Поэтика Пруста с трудом поддается литературоведческому анализу и отнесению его произведений к тому или иному направлению и жанру. Ж. Кокто, хорошо знавший писателя, заметил: «Многое в Прусте заставляло думать о существовании какого-то неведомого, ему доступного мира. В этом мире, где он владел несметными сокровищами, царили непостижимые законы».[34] Писатель избегал прямолинейной связи между событиями его жизни и творчеством, рекомендуя не обольщаться простотой присутствия созданного поэтом мира в его реальном существовании: «И если тело поэта для нас прозрачно, если зрима его душа, то читается она не в глазах… но в книгах, где отделилась, чтобы пережить его бренное бытие».[35]

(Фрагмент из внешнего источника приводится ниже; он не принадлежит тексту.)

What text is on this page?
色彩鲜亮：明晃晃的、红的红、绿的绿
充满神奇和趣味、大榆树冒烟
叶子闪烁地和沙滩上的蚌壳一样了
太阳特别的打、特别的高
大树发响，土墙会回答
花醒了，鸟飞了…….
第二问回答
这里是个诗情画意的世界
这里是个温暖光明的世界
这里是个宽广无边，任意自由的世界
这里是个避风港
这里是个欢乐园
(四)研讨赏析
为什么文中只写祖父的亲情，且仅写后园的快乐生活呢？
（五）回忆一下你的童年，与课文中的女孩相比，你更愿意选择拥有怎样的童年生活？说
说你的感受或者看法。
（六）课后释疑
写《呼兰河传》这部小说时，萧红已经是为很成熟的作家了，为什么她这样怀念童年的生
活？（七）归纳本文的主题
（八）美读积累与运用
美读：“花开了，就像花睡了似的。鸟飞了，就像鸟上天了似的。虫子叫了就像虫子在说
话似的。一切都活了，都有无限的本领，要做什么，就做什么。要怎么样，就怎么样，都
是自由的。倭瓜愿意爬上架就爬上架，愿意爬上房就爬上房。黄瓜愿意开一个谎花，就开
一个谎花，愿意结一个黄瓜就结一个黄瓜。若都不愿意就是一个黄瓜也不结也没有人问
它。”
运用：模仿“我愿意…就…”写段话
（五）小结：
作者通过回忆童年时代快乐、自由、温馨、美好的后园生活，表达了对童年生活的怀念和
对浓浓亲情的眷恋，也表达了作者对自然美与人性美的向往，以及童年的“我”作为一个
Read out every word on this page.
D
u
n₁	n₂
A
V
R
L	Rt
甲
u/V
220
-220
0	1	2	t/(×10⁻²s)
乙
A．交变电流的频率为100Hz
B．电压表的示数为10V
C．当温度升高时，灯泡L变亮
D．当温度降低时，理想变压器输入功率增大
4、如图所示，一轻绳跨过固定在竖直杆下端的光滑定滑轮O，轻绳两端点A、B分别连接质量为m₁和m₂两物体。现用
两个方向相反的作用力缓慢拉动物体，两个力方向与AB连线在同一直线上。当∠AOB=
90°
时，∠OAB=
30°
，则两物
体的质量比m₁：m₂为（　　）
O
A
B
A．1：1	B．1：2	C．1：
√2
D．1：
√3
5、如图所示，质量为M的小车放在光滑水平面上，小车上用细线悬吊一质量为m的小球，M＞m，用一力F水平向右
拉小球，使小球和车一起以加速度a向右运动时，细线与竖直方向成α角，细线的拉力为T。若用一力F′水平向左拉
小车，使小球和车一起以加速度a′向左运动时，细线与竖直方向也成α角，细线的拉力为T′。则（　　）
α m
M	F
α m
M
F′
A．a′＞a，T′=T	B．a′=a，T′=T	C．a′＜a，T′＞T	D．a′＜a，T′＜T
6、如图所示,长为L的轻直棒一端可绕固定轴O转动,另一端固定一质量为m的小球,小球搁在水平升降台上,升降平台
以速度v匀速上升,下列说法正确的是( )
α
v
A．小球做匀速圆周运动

Критики обращали внимание на незначительность фабулы многотомного романа, на обыденность событий, описанных в нем: летний отдых в родовом поместье, любовь Свана, детские игры в Люксембургских садах, лето в Бретани и т. д. Пересказать прустовскую эпопею невозможно. Даже незначительные купюры текста необратимо разрушают целостность его поэтической системы, основа которой – «стремительная игра отражений» (Ж. Кокто). Основные упреки к роману возникают обычно в отношении его композиции: «плохо сколоченная книга» (Ж. Бреннер). Иллюзия непродуманной структуры связана с акцентом писателя на внутренних переживаниях, не терпящих общего плана изображения. Пруст отказывается от линейной архитектоники. А. Моруа предлагал интерпретировать композицию эпопеи как музыкальную, построенную как симфония.
Уникальность этого произведения состоит в том, что к нему неприменимы устоявшиеся в филологической науке критерии. Э. Ауэрбах, выдающийся немецкий литературовед, рассматривает эпопею Пруста в ряду произведений, открывающих новые принципы сюжетостроения и новые горизонты миропонимания, когда сознание снимает оковы внешней хронологической последовательности и более узкого актуального смысла, а истинный прообраз предмета заключен в душе художника.
Стиль Пруста сравнивается с «бесконечной лентой чувств» (Л. Г. Андреев), «бессознательным воскрешением прошлого» (А. Моруа). Эпопея Пруста оказывается «великой книгой одиночества» (Н. Т. Рымарь), открывающей важнейшую для литературы XX в. тему отчуждения личности.